As it descends, the on-board computer will quickly begin capturing images of the Martian surface, looking for features such as craters, cliffs, and large rocks to compare them to earlier orbital images. After the on-board computer performs 15 prominent “matches”, it will switch to HD shooting mode for landing position adjustment. Curiosity can estimate its location on Mars within approximately 3 kilometers. Perseverance will reduce this error to 40 meters.
At an altitude of 2 km, the rover will begin a powered descent, followed by a “skycrane” maneuver to set perseverance on Mars at speeds of less than 1m / s.
When will we know perseverance made it? The cameras on the spacecraft will record its landing, but there will be no ability to transmit this data in real time, and it will be sent a few days later. Since there is an 11-minute time delay between Earth and Mars at the moment, we won’t know the fate of the spacecraft until after it has landed (or left a smoke crater in the surface of Mars).

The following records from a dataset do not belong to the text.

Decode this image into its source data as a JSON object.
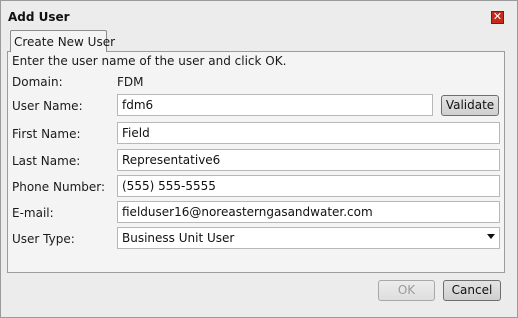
{
  "window": {
    "title": "Add User",
    "close_symbol": "✕"
  },
  "tab": {
    "label": "Create New User"
  },
  "form": {
    "instruction": "Enter the user name of the user and click OK.",
    "domain_label": "Domain:",
    "domain_value": "FDM",
    "username_label": "User Name:",
    "username_value": "fdm6",
    "validate_label": "Validate",
    "firstname_label": "First Name:",
    "firstname_value": "Field",
    "lastname_label": "Last Name:",
    "lastname_value": "Representative6",
    "phone_label": "Phone Number:",
    "phone_value": "(555) 555-5555",
    "email_label": "E-mail:",
    "email_value": "fielduser16@noreasterngasandwater.com",
    "usertype_label": "User Type:",
    "usertype_value": "Business Unit User"
  },
  "footer": {
    "ok_label": "OK",
    "cancel_label": "Cancel"
  },
  "colors": {
    "close_button": "#c42b1c",
    "panel_bg": "#f4f4f4",
    "dialog_bg": "#ececec"
  }
}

The landing date is set at approximately 3:55 PM EST (20:55 UTC). With luck, a signal from the spacecraft will reach Earth, telling us everything is fine.
NASA TV will provide live coverage In all the usual places Starting at 2:15 PM EST (19:15 UTC) Thursday. So many people at NASA and in the industry have worked extraordinarily hard to make Thursday a successful day, so let’s hope they will be rewarded.
Very complicated task
Perseverance has a lot in common with curiosity in other ways. They are built of the same design and share many common parts. But NASA learned from Curiosity about the spacecraft’s performance on Mars – such as the need for more durable aluminum wheels – and because of this, NASA was able to push perseverance even further.
For example, scientists believe that the Jezero crater area was a delta and that ancient sediments have been preserved. Perseverance carries a laser-based spectrometer system to search for biometric past fingerprints.
The craft also contains a complex system that collects and stores dozens of samples from Mars rocks in the hope that a future NASA mission to Mars will retrieve those samples and return them to Earth. NASA and the European Space Agency are working on a joint mission that will return these rocks in 2031, but it has not been fully funded.
Finally, of course, it will bring in a small task of perseverance cleverness Helicopter to the red planet. He will endeavor to demonstrate his first powered flight into another world. It might not work – Mars’ atmosphere is very thin, so producing any elevator would be a challenge – but it’s great to see NASA take on such risks that will only push our space adventures to higher altitudes.